ESPD 55

Ethnopharmacologic Search for Psychoactive Drugs

ESPD 55
SPEAKERS

Andrea Langlois

Andrea Langlois

Andrea Langlois

Biocultural Conservationist

When Your Friends are the Problem: Plant Medicines, Commercialization, and Biocultural Conservation.

read the transcript

“A huge wave of interest is building, a wave so big it might go beyond what the fragile cultures and ecosystems of origin can sustain.”

Biography

Andrea Langlois, MA, is the Director of Engagement for the International Center for Ethnobotanical Education Research and Service. She is Canadian, with ancestral lineages from France and Germany. For the last 20 years she has made her home on the traditional territories of the Lekwungen speaking peoples of Victoria, British Columbia, and currently resides in East Sussex, UK. She holds an MA in Communications from Concordia University, and is a community-based researcher, communicator, and trained facilitator with a passion for organizational development, systems change. In her role at ICEERS she has been working collaboratively on issues related to biocultural conservation of indigenous medicine and knowledge within a context of increasing international interest in plant medicines, particularly ayahuasca/yagé and iboga. She’s committed to personal and professional exploration of the Original Principles of right relationship, responsibility, respect, and reciprocity, and how they can form the basis of healing for humans and the planet. Andrea is an advisor to the Conservation Committee of the Indigenous Medicine Conservation Fund.

When Your Friends are the Problem: Plant Medicines, Commercialization, and Biocultural Conservation.

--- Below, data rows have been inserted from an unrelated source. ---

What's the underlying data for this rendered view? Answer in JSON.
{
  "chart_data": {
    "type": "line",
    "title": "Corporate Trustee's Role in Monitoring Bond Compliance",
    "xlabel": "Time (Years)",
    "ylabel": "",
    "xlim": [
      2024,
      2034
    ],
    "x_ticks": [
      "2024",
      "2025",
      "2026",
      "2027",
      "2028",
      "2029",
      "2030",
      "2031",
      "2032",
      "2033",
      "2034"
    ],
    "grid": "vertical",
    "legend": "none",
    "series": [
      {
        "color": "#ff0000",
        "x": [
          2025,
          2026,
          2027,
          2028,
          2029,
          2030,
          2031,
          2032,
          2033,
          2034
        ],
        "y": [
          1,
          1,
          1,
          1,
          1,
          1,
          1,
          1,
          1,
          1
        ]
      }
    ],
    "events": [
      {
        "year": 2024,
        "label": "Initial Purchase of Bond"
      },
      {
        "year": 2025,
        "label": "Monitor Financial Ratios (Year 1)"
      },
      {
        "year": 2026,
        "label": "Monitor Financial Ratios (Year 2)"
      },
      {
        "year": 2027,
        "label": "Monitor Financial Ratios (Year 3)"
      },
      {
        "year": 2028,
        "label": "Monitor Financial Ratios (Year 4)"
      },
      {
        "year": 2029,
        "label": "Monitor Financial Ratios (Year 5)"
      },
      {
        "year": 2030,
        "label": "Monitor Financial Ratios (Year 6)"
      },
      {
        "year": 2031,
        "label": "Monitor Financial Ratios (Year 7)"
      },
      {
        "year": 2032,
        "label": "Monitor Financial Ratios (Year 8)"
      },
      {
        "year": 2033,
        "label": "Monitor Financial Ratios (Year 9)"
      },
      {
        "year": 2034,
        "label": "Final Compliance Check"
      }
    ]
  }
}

“Our current approach is based on systemic interventions, both inside and out of the countries of origin.”

Transcript Abstract

Currently one of the most significant threats to the survival of traditional plant medicine knowledge comes paradoxically not from its enemies (from climate change to extractive industries), but from its friends, a growing number of people worldwide that want to experience plant medicines, build business, and source new medicines and therapies from them. A huge wave of interest is building, a wave so big it might go beyond what the fragile cultures and ecosystems of origin can sustain. There simply aren’t enough plants, shamans, payés, taitas, padrinhos and mestres in all of the jungle to attend to all the people all over the world who could potentially want to seek healing from ayahuasca, to name just one sacred medicine that is under pressure.

ICEERS has been working for over 10 years on the complexities of the globalization of plant medicines. Our current approach is based on systemic interventions, both inside and out of the countries of origin. This presentation will weave an understanding of the biocultural conservation issues within countries of origin, exploring  the pressures placed on traditional communities and movements to ensure consent, access and benefit sharing. But that’s only part of it, what happens when these medicines travel to new places? Solutions are also needed on the demand side. Many people in Global North societies could benefit from the encounter with plant medicines, but how to ensure they have safe and legal access, while also protecting the biocultural sources?  

Drawing on examples from ICEERS’s research, community activism, and drug policy work, the complexities, the pressures and the opportunities faced by plant medicines, this talk will provide a provocative insight into where we might be headed. The common thread is that all communities and cultures that engage with these medicines are being impacted by sustainability pressures, the biomedicalization of psychedelics, commercialization, and drug control regimes. Finally, this presentation will explore future thinking, examining a framework of principles that can serve to build bridges towards sustainability, respectful of the rights of people and the rights of nature.